Tremendo, numa voz quase extinta, Marta elucidou:
— Senhor... quem estava a falar comigo... era um nobre fidalgo.
— O seu nome? Depressa!
— Prometi ocultá-lo...
O velho fidalgo teve um gesto de impaciência, mas baixou o nível de voz.
— Trata-se de minha sobrinha Leonor, não é assim?
Chorando mais ainda, a velha aia pediu:
— Tende piedade dela, senhor D. Bernardo! É tão nova… tão boa...
Irónico, o fidalgo retorquiu:
— Tão boa que escolhe os namorados sem me consultar!
— Ela ama-o...
Esta pequena frase teve o condão de voltar a encolerizar o velho fidalgo.
— Ah, sim? Pois eu a castigarei dessa afronta. E já agora: que te pedia esse fidalgo?
Marta hesitou uns instantes, mas declarou:
— Pedia-me... que dissesse à minha pobre ama... que sempre será dela o seu pensamento e o seu coração.
O velho fidalgo meneou a cabeça negativamente.
— Marta, não voltes a mentir-me! Julgas que aceito o facto de um homem expor a vida só para te dizer uma coisa dessas? Reflecte bem! Se disseres a verdade, dar-te-ei algumas das minhas terras do Douro e lá poderás viver descansada com o teu sobrinho José.
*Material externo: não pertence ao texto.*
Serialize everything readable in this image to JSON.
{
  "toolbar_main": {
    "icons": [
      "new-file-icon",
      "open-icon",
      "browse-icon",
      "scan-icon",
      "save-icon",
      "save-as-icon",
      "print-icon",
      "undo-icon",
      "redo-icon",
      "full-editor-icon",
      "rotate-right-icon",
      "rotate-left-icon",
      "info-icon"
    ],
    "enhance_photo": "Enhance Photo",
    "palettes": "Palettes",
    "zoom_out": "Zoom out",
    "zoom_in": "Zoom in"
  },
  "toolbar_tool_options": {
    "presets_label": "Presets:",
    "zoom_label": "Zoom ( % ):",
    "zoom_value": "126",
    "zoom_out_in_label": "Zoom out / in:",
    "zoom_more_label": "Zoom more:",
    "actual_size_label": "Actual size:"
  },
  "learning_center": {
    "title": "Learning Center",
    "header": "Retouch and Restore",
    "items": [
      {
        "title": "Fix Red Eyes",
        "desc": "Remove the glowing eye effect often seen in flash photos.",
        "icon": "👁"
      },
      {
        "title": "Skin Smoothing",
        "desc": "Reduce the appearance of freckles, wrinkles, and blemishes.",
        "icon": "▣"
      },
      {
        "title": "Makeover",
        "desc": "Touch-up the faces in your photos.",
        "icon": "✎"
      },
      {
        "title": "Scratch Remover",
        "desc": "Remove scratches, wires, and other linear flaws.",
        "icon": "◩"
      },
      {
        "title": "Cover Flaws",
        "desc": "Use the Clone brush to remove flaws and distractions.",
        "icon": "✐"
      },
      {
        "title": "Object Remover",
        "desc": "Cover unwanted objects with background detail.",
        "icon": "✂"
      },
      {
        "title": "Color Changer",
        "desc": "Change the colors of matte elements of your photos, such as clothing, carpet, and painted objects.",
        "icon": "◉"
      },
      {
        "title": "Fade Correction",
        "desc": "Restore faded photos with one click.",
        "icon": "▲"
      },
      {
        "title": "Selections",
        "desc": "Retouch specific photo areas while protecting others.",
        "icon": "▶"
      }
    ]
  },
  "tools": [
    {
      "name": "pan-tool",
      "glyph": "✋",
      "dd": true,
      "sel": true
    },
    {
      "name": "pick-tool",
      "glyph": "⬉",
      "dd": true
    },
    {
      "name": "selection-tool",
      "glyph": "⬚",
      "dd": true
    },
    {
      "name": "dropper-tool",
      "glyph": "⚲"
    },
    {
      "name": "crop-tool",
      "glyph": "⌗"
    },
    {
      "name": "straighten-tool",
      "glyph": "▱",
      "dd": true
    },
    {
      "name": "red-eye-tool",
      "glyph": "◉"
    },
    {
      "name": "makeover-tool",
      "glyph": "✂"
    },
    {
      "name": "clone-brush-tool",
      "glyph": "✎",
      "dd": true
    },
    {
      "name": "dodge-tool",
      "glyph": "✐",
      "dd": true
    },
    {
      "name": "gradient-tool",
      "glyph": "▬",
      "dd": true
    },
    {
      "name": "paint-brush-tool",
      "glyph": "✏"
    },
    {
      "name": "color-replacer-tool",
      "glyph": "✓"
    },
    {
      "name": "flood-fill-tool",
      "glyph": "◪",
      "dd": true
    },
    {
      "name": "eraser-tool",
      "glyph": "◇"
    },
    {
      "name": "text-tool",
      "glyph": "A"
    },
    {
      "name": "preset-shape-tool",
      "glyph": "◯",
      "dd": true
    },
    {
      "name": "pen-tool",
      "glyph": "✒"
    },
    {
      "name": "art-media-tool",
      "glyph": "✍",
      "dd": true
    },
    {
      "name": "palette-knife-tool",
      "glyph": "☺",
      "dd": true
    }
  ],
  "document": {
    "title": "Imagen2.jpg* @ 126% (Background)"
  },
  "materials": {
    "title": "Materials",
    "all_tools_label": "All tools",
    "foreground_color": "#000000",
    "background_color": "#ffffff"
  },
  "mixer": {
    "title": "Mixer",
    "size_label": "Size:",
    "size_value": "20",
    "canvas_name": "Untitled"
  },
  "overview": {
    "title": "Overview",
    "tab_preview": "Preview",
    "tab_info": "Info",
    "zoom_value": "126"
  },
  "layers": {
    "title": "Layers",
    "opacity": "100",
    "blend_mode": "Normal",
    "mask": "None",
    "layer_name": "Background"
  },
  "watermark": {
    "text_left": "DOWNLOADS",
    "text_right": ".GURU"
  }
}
Se mentires... morrerás tu, José e o outro, que hei-de certamente encontrar!
Marta gritou, esquecida da sua condição:
— Matar José... porquê? Ele nada tem a haver com isto?
— Com isto o quê?
— Com os amores de D. Leonor... e do senhor D. Afonso...
O velho cerrou um dos punhos.
— Já calculava! E agora dá-me esse papel que trazes escondido debaixo da capa!
— Senhor...
— Dá-me o papel! Bem o vi esconder!
Tremendo cada vez mais, a velha entregou a missiva, declarando:
— Senhor, eu nada sei do que aí diz...
— Vais saber quando mo entregares. Deixa ver isso! Tiveste sorte em ter-te encontrado. De contrário poderia ter-te custado a vida, essa obediência aos amores da tua ama!
Marta chorava em silêncio. D. Bernardo, também em silêncio, ia-se inteirando do segredo da sua sobrinha Leonor. Enrolou a carta e olhou com severidade a velha aia.
— Agora que já sei tudo, ou te calas e te perdoo... ou morrerás!
E dando-lhe de novo a missiva, acrescentou:
—Toma! Leva isto à tua ama e nada lhe contes deste nosso encontro. Preciso de apanhar os pombinhos em flagrante. Anda, vai!... E não digas uma só palavra do que se passou!
Sem coragem para enfrentar de novo a cólera de D. Bernardo, Marta entregou a Leonor a carta de D. Afonso, sem qualquer explicação. Leonor leu-a com alvoroço. E ficou esperando que o dia seguinte chegasse depressa.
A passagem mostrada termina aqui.